Dalla guerra preventiva al Nobel preventivo. L’America ha cambiato rotta. Nel giro di un anno ha defenestrato il presidente guerrafondaio ed ha eletto l’oratore incisivo che vince il premio più ambito dagli statisti.
Ma la realtà è meno rassicurante di quanto sembra. Di segni davvero tangibili Obama non ne ha lasciati, né in patria né in politica estera. Ecco perché il premio assegnato dall’Accademia Norvegese sembra, nella migliore delle ipotesi, in anticipo sui tempi.
Il presidente stesso l’ha ammesso: “Mi premiano per quello che ho detto, non per quello che ho fatto ”.
I primi dieci mesi dell’era Obama verranno ricordati solo per sfavillanti proclami. Da Praga, dove ha prospettato un mondo libero dalle armi atomiche, al Cairo, da cui ha teso la mano al mondo islamico, Obama ha solo tracciato scenari ideali e, nell’accezione più alta, populisti: doveva riconquistare la fiducia del popolo europeo, tradito dall’unilateralismo arrogante di Bush Jr, e riallacciare i fili lacerati con il Medio Oriente, offeso dal filo-ebraismo americano. Ha finito solo per plagiare i membri dell’accademia Norvegese, più affascinati dalla cassa di risonanza mediatica che dai risultati conquistati.
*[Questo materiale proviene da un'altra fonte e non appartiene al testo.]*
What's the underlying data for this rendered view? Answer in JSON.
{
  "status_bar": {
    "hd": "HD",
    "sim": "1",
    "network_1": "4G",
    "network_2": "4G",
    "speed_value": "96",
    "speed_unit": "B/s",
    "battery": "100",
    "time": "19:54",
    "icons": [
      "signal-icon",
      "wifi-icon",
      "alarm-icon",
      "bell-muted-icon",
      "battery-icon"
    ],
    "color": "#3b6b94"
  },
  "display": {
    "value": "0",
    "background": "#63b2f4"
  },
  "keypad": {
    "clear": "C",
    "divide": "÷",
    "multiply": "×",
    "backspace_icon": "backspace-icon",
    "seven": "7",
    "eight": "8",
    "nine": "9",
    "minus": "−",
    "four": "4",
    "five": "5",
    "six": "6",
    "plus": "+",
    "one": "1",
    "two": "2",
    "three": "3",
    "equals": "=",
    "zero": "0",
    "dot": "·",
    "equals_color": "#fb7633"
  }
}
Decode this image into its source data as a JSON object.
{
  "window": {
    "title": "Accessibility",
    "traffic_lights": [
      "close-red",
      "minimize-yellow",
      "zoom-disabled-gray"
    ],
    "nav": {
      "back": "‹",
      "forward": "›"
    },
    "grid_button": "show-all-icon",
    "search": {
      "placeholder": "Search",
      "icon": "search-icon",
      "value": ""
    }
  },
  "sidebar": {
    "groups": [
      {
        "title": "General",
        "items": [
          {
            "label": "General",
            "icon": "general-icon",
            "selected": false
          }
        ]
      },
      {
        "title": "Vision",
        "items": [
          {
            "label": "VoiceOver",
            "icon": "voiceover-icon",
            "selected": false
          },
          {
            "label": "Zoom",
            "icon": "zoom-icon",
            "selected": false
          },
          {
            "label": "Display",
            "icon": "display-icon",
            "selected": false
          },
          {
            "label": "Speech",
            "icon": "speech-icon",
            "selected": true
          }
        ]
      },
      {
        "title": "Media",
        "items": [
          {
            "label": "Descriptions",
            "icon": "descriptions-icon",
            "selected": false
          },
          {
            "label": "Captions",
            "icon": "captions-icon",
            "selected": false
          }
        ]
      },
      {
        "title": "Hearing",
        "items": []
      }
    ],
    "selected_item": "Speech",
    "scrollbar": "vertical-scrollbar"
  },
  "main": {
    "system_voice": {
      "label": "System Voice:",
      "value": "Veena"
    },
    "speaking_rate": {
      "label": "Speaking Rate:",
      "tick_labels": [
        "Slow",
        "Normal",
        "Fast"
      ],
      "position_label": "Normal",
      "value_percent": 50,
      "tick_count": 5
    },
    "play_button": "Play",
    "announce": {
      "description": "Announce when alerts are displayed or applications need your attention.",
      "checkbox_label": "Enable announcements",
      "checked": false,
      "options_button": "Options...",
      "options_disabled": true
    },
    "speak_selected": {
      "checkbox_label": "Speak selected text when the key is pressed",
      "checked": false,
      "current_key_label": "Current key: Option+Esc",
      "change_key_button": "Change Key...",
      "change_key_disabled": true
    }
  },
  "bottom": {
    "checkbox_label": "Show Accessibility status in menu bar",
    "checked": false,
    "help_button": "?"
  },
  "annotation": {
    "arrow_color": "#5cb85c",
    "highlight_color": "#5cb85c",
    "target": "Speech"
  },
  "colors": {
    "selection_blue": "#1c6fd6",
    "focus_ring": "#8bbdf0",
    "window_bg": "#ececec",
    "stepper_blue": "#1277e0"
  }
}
I traguardi interlocutori sbiadiscono di fronte ai grandi temi, lasciati in eredità dal vecchio inquilino della Casa Bianca.
L’Afganistan è una carneficina senza via d’uscita, l’Iraq è un protettorato americano armato, il carcere di Guantanamo detiene ancora prigionieri, l’Iran continua a fare il muso duro sul nucleare.
Non è detto che il riconoscimento di oggi giovi ad Obama più di quanto gli noccia. Forse ne avrebbe fatto a meno. Con quale spirito, ad esempio, il Presidente raddoppierà il contingente americano nella terra dei Talebani tra pochi mesi? Con quello del “commander in chief” o con quello del pluripremiato paladino del disarmo globale? Per questo Obama chiede umilmente (“humbly”) a tutto il mondo di non tributargli le responsabilità (e gli oneri) di un supereroe e, sapendo di tradire in futuro le aspettative di molti antimilitaristi, si dichiara “non ancora all’altezza del riconoscimento”.
Ha ragione.
Paradossalmente il Nobel di quest’anno l’avrebbe meritato la sua Nazione, così decisa ad urlare al mondo lo sdegno per il protagonismo violento di Bush.
“Hope” è lo slogan sul celebre poster di Obama. Ed è anche la motivazione più efficace del Premio.